Since British fur trading companies, like Hudson's Bay Co., were the first Europeans to call the Pacific Northwest home for any length of time and were reluctant to give up the land fertile land with both fur and flora. They came when the fur traders started forming trading posts around the Oregon territory between the 1820s and the 1840s.

Most notably of these posts where built in Vancouver, in 1824; in Langley British Columbia in 1825; and in Nisqually, in southern Pierce County in 1833. These post settlements were generally small satellite outposts, but they formed a trading network around the Pacific Northwest. American settlers at that time had largely settled south of the Columbia River. The settlers moved north as the availability of prime land in present-day Oregon shrank.

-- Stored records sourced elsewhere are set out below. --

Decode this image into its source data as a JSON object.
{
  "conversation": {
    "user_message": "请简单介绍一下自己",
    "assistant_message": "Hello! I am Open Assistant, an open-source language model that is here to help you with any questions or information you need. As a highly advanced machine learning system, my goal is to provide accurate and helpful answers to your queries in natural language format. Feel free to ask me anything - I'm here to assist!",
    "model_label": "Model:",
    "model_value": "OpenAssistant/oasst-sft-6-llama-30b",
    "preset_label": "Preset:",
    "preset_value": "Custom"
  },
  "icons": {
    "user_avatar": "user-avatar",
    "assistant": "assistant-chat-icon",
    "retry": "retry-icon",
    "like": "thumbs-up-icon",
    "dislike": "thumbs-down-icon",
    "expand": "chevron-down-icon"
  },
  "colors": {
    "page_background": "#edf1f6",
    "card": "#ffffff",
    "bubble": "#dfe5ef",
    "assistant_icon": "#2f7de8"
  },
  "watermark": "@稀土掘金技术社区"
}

These newcomers moved and settled into areas largely without government other than that loyal to the British crown. But British law did not suffice for the settlers. Americans started murmuring about wanting their own government. That murmur became a cry to the U.S. Government after Indians attacked the Whitman mission in 1847, killing 15 people. The Whitmans were among the dead. The Americans wanted protection from such hostilities. An Indian attack on HBC's Fort Nisqually in May of 1847 struck at the heart of the rising tide of settlements along Puget Sound. Settler Leander Wallace was killed in the melee. The settlers formed a provisional government and gathered a militia the following year. Military forts sprang up around the Oregon territory that encompassed Washington, Idaho and Oregon. The first among them was Fort Steilacoom because of the large number of settlers already in the area as well as the practical point that the land had already been plowed and buildings were in place.